1. ''mavi hap mı kırmızı hap mı?'' göndermesini anlamayan hem arnavut hem mimar hem ateist matrix izlememiş nesiller var. izlememiş olmaktan gurur duyan ayrı bir asalak nesil de var. kınıyorum ve haklıyım arkadaş. star wars daha spesifik falan izlenmeyebilir anlarız, yüzüklerin efendisi kitapları var, daha fan şeysi dersin onu da anlarız. ama matrix nasıl izlenmez. lan nasıl merak etmezsin. dana oğlum bunlar.

    not: bu başlığa gitmedi galiba ama ''biz de yenilmiş sayılalım'' artık görünce dayanamadım.
  2. bazen kafam o kadar karışıyor ki mide bulantısı gibi bi şey hissediyorum keşke kafamızda da kusup rahatlayabileceğimiz bir organımız olsaydı
  3. ben çok nasıl denir pek bilmiyorum kelimelerle aram pek iyi olmadı.genelde böyle jest,mimiklerle ifade ettim kendimi.mesajlarda emojiler hep kurtarıcım oldu her yerde her zaman.bundan dolayı hep yanlis anlaşıldım hep bi kırıldım.pek de ciddi olamadım.çok sevdigim,anlaştıgım insanlar birer birer gittiler.seferi iptal edilmiş bir otobüsü bekler gibi.sogukta ısıtacak günes aramak gibi.
    bekledim,bekliyorum,beklemekteyim ^^
  4. ah be sözlük pek çok şeye sesim kısılıncaya kadar itirazım var diye bağırmak istiyorum ancak tek yaptığım şey avaz avaz susmak.
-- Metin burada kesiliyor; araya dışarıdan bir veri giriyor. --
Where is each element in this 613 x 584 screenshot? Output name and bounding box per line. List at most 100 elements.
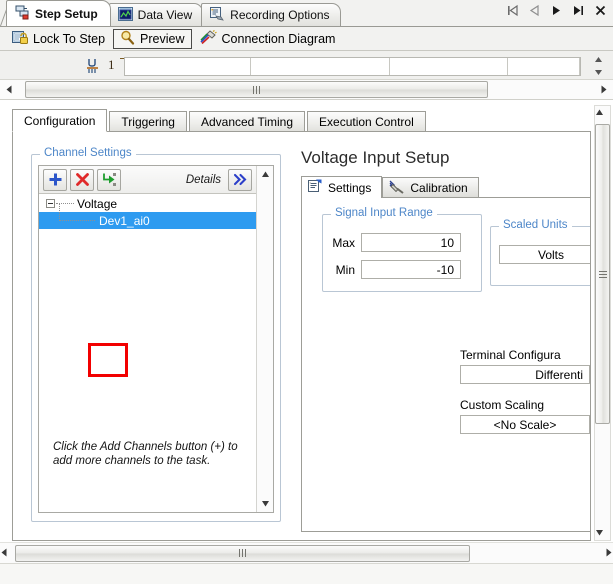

  5. canım çok sıkkın sözlük. istanbul'da hava karanlık ve yağışlı bu sabah izmir'e gidecektim çocukluk arkadaşımla ancak uçağı kaçırdık. daha önce izmir'e hiç gitmedim hep civarında gezindim (uşak, çanakkale, balıkesir, aydın vs.) bu yüzden gitmeyi çok istiyordum kalacak ev gezecek araba herşey de hazırdı. şimdi eve geldim ve uyumak istiyorum.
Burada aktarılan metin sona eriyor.